彼は私が閉めた部屋の鍵を、キスをする寸前に自分で開けたのだ。
「馬鹿な人……馬鹿な人だわ、あなたは。私のこと、何も分かっていないのよ」
私はひとりでそう呟きながら、ひとしきり泣き続けた。
恭介は、私のことを完全にかばってくれたらしく、母からも父からも、私が咎められることはなかった。恭介は私との、決して短くない交際の日々を全て隠し、自分が一方的にしたことだと言ったのだそうだ。
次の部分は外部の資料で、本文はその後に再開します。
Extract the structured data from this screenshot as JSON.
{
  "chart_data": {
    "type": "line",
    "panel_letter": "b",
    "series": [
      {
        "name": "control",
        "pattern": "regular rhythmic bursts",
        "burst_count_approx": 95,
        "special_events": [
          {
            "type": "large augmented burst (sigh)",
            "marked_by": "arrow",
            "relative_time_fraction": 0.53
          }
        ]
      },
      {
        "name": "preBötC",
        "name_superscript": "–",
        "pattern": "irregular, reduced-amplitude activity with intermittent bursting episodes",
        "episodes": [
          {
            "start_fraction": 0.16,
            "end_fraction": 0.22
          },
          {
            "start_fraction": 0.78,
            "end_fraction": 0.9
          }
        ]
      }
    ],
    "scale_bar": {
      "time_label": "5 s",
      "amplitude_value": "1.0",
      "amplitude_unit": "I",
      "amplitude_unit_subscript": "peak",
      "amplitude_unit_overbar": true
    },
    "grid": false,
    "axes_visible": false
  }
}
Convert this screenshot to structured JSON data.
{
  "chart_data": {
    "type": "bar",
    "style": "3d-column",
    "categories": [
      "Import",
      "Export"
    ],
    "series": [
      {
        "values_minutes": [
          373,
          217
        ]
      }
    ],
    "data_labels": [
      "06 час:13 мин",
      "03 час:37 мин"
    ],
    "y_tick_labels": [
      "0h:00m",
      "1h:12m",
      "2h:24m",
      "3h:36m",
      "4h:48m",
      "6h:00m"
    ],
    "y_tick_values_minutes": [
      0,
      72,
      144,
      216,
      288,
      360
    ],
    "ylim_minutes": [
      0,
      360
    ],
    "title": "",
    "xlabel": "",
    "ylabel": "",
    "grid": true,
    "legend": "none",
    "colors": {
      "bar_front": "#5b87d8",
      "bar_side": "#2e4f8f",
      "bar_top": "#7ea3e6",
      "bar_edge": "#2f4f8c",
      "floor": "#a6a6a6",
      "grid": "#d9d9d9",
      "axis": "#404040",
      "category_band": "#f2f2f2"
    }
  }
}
私の前で、恭介を悪く言う母親の顔を、思い切り張り倒してやりたいような気分だった。
私は全て失ってしまったのだ。
優しすぎた恋人のせいなのか、それとも我侭がすぎた私のせいなのか。
これは誰にもどうすることもできなかった、運命というものなのか。
鶴田翡翠という、あの恐るべき美しさを持った青年とのお見合いは、明日に迫っている。
私の人生は、もしかしたら終わってしまったかもしれない。
もう自分の意思などどこにも通用しない。見合い相手と結婚すれば、母親のように、運命に従属する奴隷になってしまう。私は最早、人ではなくなってしまう。
私は懐にナイフを忍ばせた。いつでも終わらせられるようにだ。そして、届くかは分からないが、恭介に文をしたためた。

“踏み切りを渡って、永久に幸せの世界に行きとうございます。すぐにでもそちらに向かうでしょう。”